Margaux Ogden, Bathers (Yellow, Magenta, Green, Red & Teal), 2024; Original Painting

**These original works are available via private sale only. Please email hello@artforchange.com with your interest. 


Margaux Ogden creates abstract compositions that explore themes of repetition, pattern, interdependency, and color relationships. The artist works within series each defined by a recurring structure, wherein subtle shifts intuitively emerge and distinguish one painting from the next. Materiality is another driving factor of her images, in that paint is deliberately thinned out to allow the weave of the primed canvas to remain visible and to make each brushstroke evident. Bright, psychedelic hues are chosen and used straight out of the tube, as a self-imposed limitation as well as a rebellion against the association between color and the unserious or the feminine. Based in Brooklyn, the artist has received grants and residencies from the Pollock-Krasner Foundation, Yaddo, and Skowhegan School of Painting and Sculpture, among others.
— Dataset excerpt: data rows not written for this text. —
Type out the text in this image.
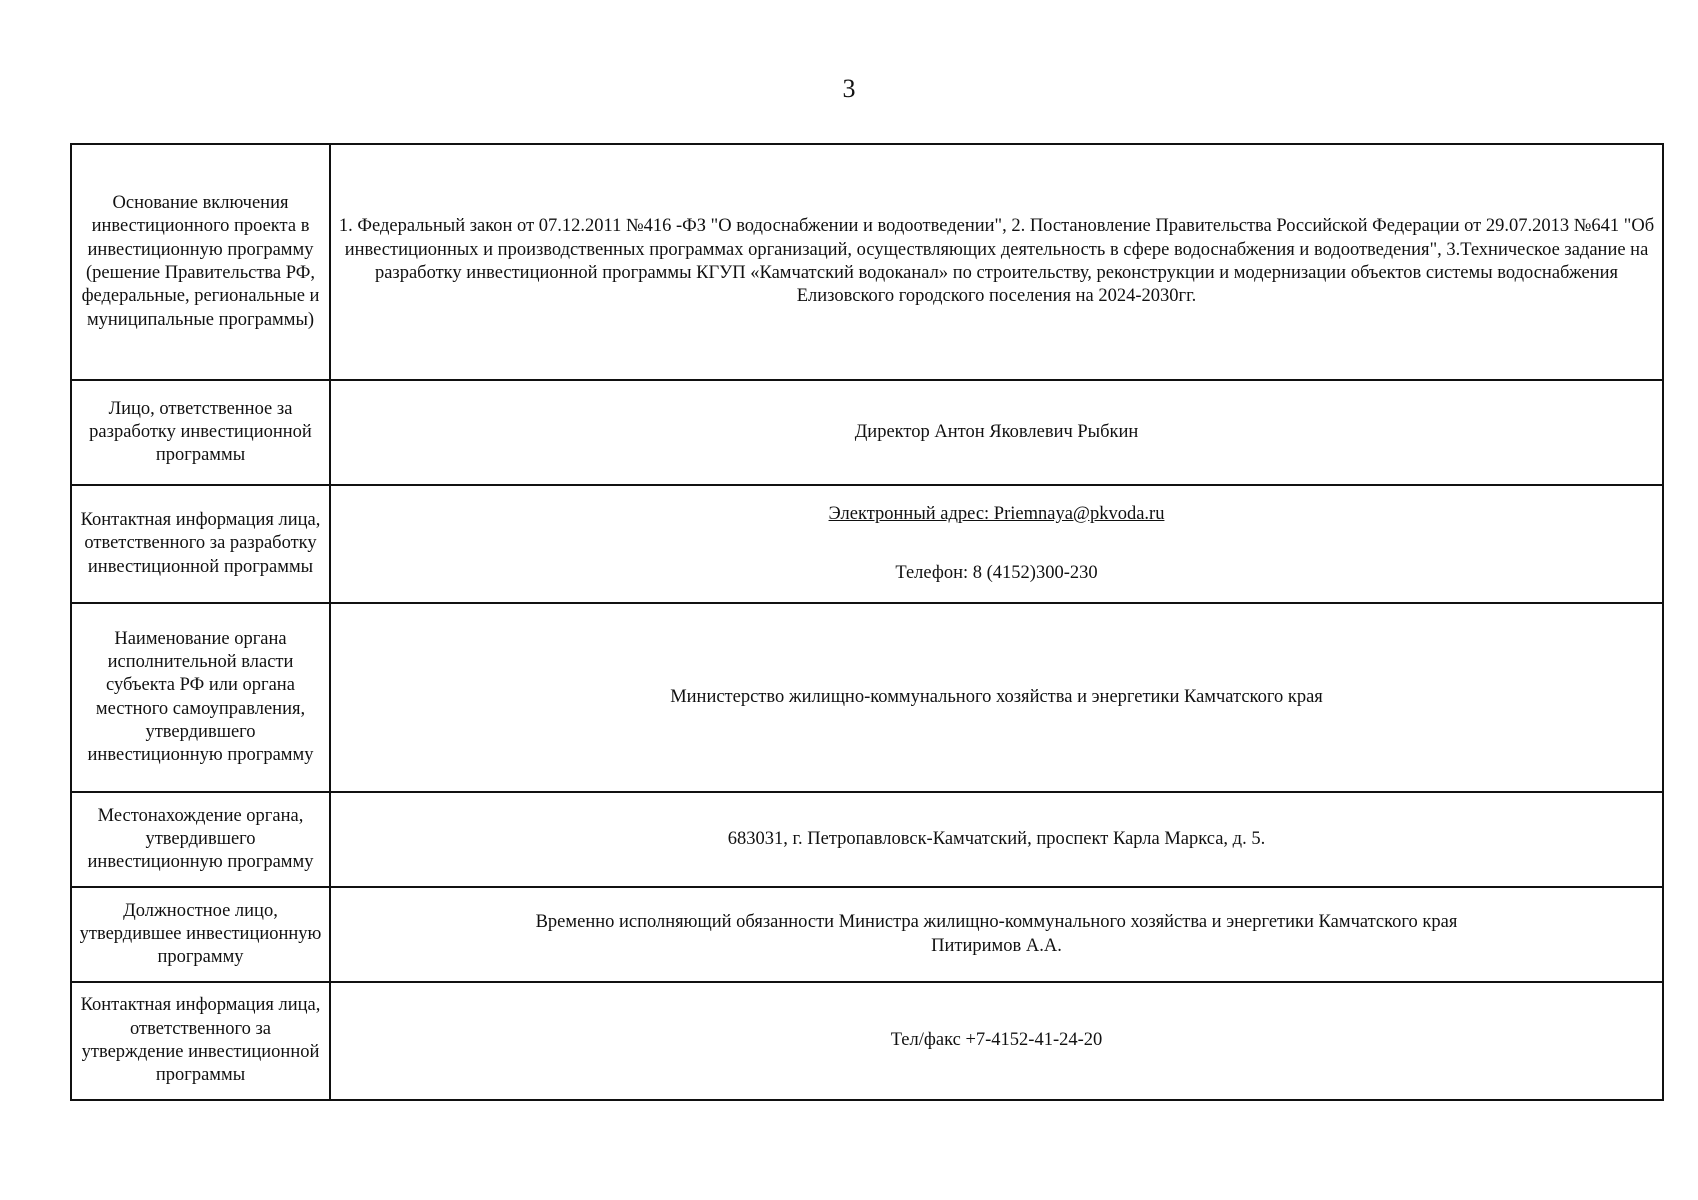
3
Основание включения инвестиционного проекта в инвестиционную программу (решение Правительства РФ, федеральные, региональные и муниципальные программы)	1. Федеральный закон от 07.12.2011 №416 -ФЗ "О водоснабжении и водоотведении", 2. Постановление Правительства Российской Федерации от 29.07.2013 №641 "Об инвестиционных и производственных программах организаций, осуществляющих деятельность в сфере водоснабжения и водоотведения", 3.Техническое задание на разработку инвестиционной программы КГУП «Камчатский водоканал» по строительству, реконструкции и модернизации объектов системы водоснабжения Елизовского городского поселения на 2024-2030гг.
Лицо, ответственное за разработку инвестиционной программы	Директор Антон Яковлевич Рыбкин
Контактная информация лица, ответственного за разработку инвестиционной программы	Электронный адрес: Priemnaya@pkvoda.ru
Телефон: 8 (4152)300-230

Наименование органа исполнительной власти субъекта РФ или органа местного самоуправления, утвердившего инвестиционную программу	Министерство жилищно-коммунального хозяйства и энергетики Камчатского края
Местонахождение органа, утвердившего инвестиционную программу	683031, г. Петропавловск-Камчатский, проспект Карла Маркса, д. 5.
Должностное лицо, утвердившее инвестиционную программу	Временно исполняющий обязанности Министра жилищно-коммунального хозяйства и энергетики Камчатского края
Питиримов А.А.

Контактная информация лица, ответственного за утверждение инвестиционной программы	Тел/факс +7-4152-41-24-20
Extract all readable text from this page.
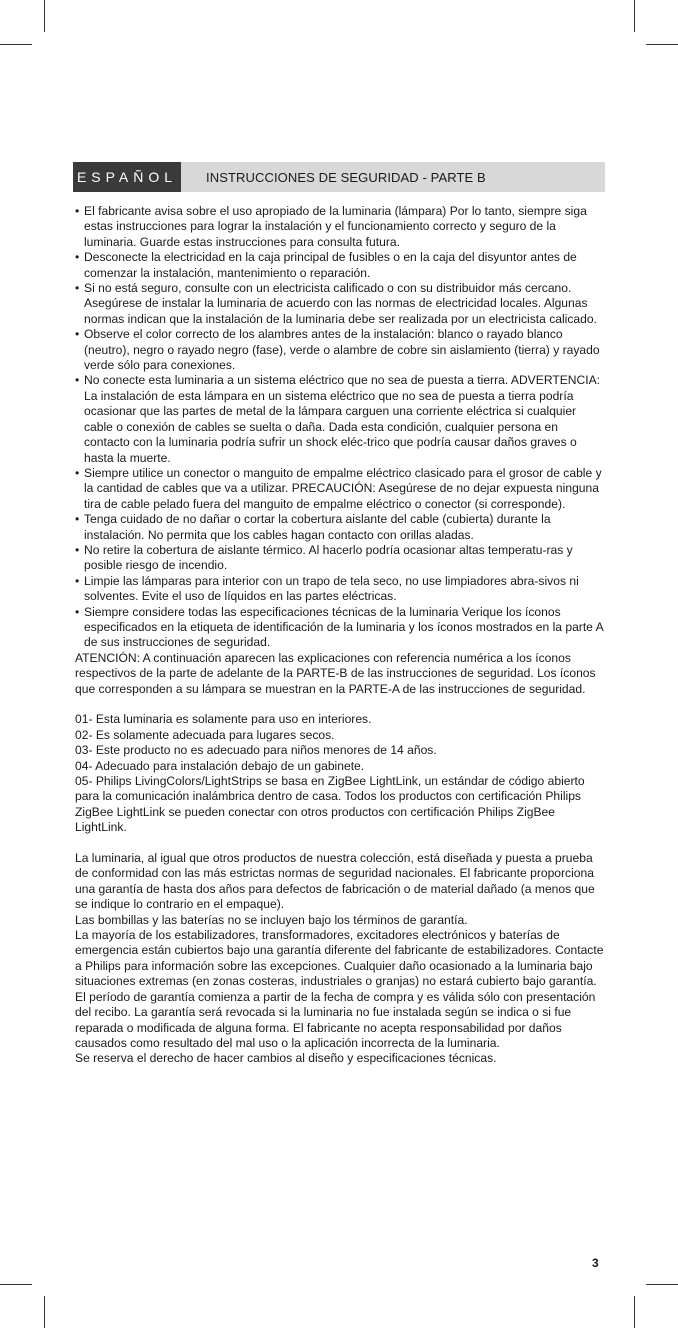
ESPAÑOL	INSTRUCCIONES DE SEGURIDAD - PARTE B
• El fabricante avisa sobre el uso apropiado de la luminaria (lámpara) Por lo tanto, siempre siga estas instrucciones para lograr la instalación y el funcionamiento correcto y seguro de la luminaria. Guarde estas instrucciones para consulta futura.
• Desconecte la electricidad en la caja principal de fusibles o en la caja del disyuntor antes de comenzar la instalación, mantenimiento o reparación.
• Si no está seguro, consulte con un electricista calificado o con su distribuidor más cercano. Asegúrese de instalar la luminaria de acuerdo con las normas de electricidad locales. Algunas normas indican que la instalación de la luminaria debe ser realizada por un electricista calicado.
• Observe el color correcto de los alambres antes de la instalación: blanco o rayado blanco (neutro), negro o rayado negro (fase), verde o alambre de cobre sin aislamiento (tierra) y rayado verde sólo para conexiones.
• No conecte esta luminaria a un sistema eléctrico que no sea de puesta a tierra. ADVERTENCIA: La instalación de esta lámpara en un sistema eléctrico que no sea de puesta a tierra podría ocasionar que las partes de metal de la lámpara carguen una corriente eléctrica si cualquier cable o conexión de cables se suelta o daña. Dada esta condición, cualquier persona en contacto con la luminaria podría sufrir un shock eléc-trico que podría causar daños graves o hasta la muerte.
• Siempre utilice un conector o manguito de empalme eléctrico clasicado para el grosor de cable y la cantidad de cables que va a utilizar. PRECAUCIÓN: Asegúrese de no dejar expuesta ninguna tira de cable pelado fuera del manguito de empalme eléctrico o conector (si corresponde).
• Tenga cuidado de no dañar o cortar la cobertura aislante del cable (cubierta) durante la instalación. No permita que los cables hagan contacto con orillas aladas.
• No retire la cobertura de aislante térmico. Al hacerlo podría ocasionar altas temperatu-ras y posible riesgo de incendio.
• Limpie las lámparas para interior con un trapo de tela seco, no use limpiadores abra-sivos ni solventes. Evite el uso de líquidos en las partes eléctricas.
• Siempre considere todas las especificaciones técnicas de la luminaria Verique los íconos especificados en la etiqueta de identificación de la luminaria y los íconos mostrados en la parte A de sus instrucciones de seguridad.

ATENCIÓN: A continuación aparecen las explicaciones con referencia numérica a los íconos respectivos de la parte de adelante de la PARTE-B de las instrucciones de seguridad. Los íconos que corresponden a su lámpara se muestran en la PARTE-A de las instrucciones de seguridad.

01- Esta luminaria es solamente para uso en interiores.

02- Es solamente adecuada para lugares secos.

03- Este producto no es adecuado para niños menores de 14 años.

04- Adecuado para instalación debajo de un gabinete.

05- Philips LivingColors/LightStrips se basa en ZigBee LightLink, un estándar de código abierto para la comunicación inalámbrica dentro de casa. Todos los productos con certificación Philips ZigBee LightLink se pueden conectar con otros productos con certificación Philips ZigBee LightLink.

La luminaria, al igual que otros productos de nuestra colección, está diseñada y puesta a prueba de conformidad con las más estrictas normas de seguridad nacionales. El fabricante proporciona una garantía de hasta dos años para defectos de fabricación o de material dañado (a menos que se indique lo contrario en el empaque).

Las bombillas y las baterías no se incluyen bajo los términos de garantía.

La mayoría de los estabilizadores, transformadores, excitadores electrónicos y baterías de emergencia están cubiertos bajo una garantía diferente del fabricante de estabilizadores. Contacte a Philips para información sobre las excepciones. Cualquier daño ocasionado a la luminaria bajo situaciones extremas (en zonas costeras, industriales o granjas) no estará cubierto bajo garantía. El período de garantía comienza a partir de la fecha de compra y es válida sólo con presentación del recibo. La garantía será revocada si la luminaria no fue instalada según se indica o si fue reparada o modificada de alguna forma. El fabricante no acepta responsabilidad por daños causados como resultado del mal uso o la aplicación incorrecta de la luminaria.

Se reserva el derecho de hacer cambios al diseño y especificaciones técnicas.

3
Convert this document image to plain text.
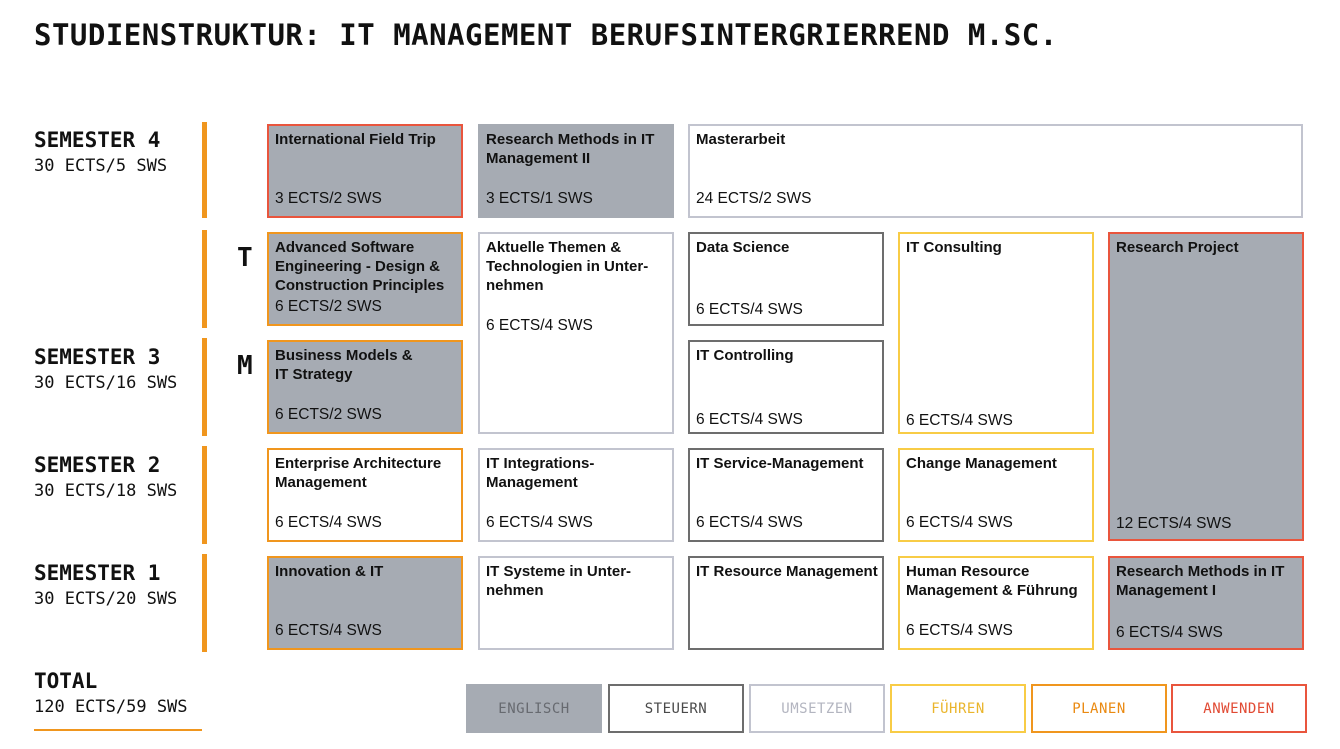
STUDIENSTRUKTUR: IT MANAGEMENT BERUFSINTERGRIERREND M.SC.
SEMESTER 4
30 ECTS/5 SWS
SEMESTER 3
30 ECTS/16 SWS
SEMESTER 2
30 ECTS/18 SWS
SEMESTER 1
30 ECTS/20 SWS
TOTAL
120 ECTS/59 SWS
T
M
International Field Trip
3 ECTS/2 SWS
Research Methods in IT Management II
3 ECTS/1 SWS
Masterarbeit
24 ECTS/2 SWS
Advanced Software Engineering - Design & Construction Principles
6 ECTS/2 SWS
Aktuelle Themen & Technologien in Unternehmen
6 ECTS/4 SWS
Data Science
6 ECTS/4 SWS
IT Consulting
6 ECTS/4 SWS
Research Project
12 ECTS/4 SWS
Business Models & IT Strategy
6 ECTS/2 SWS
IT Controlling
6 ECTS/4 SWS
Enterprise Architecture Management
6 ECTS/4 SWS
IT Integrations-Management
6 ECTS/4 SWS
IT Service-Management
6 ECTS/4 SWS
Change Management
6 ECTS/4 SWS
Innovation & IT
6 ECTS/4 SWS
IT Systeme in Unternehmen
IT Resource Management Human Resource Management & Führung
6 ECTS/4 SWS
Research Methods in IT Management I
6 ECTS/4 SWS
ENGLISCH	STEUERN	UMSETZEN	FÜHREN	PLANEN	ANWENDEN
Additionally, she has presented recent solo exhibitions at Tif Sigfrids, Athens, GA; Deanna Evans Projects, New York, NY; and Berggruen Gallery, San Francisco, CA.

Margaux Ogden
Bathers (Green, Olive, Turquoise, Magenta & Orange), 2024
Acrylic on canvas
10 x 8 inches

Bathers (2022-ongoing) is a series of works inspired by Italy’s ancient Baths of Caracalla, where Ogden spent three months as an Abbey Fellow at the British School at Rome. In the artist’s own words, “As is often the case within my practice, I am searching for a gesture or glimpse into either art history or contemporary life—for instance, a line cribbed from a Japanese woodblock print, or a piece of text from a personal letter. I then use these fragments to build out a tightly controlled system of abstraction.” Each defined by a distinct combination of vibrant shades, these works are borne out of a shape that the artist once found within a floor mosaic. Although the originating motif has been abstracted to the point of near obscurity, it nonetheless lays a visual groundwork that forms the spatial and formal logic for every painting in this series—both those created, and those to come.

With environmental conservation a central tenet of ART FOR CHANGE’s mission, the artists invited for this exhibition confront and contribute to the move toward sustainability by exploring nature and the environment through content, methods, inspiration, or process. In conjunction with the exhibition, ART FOR CHANGE and Phillips will plant 1,000 trees to help counter the CO2 emissions produced by the art industry.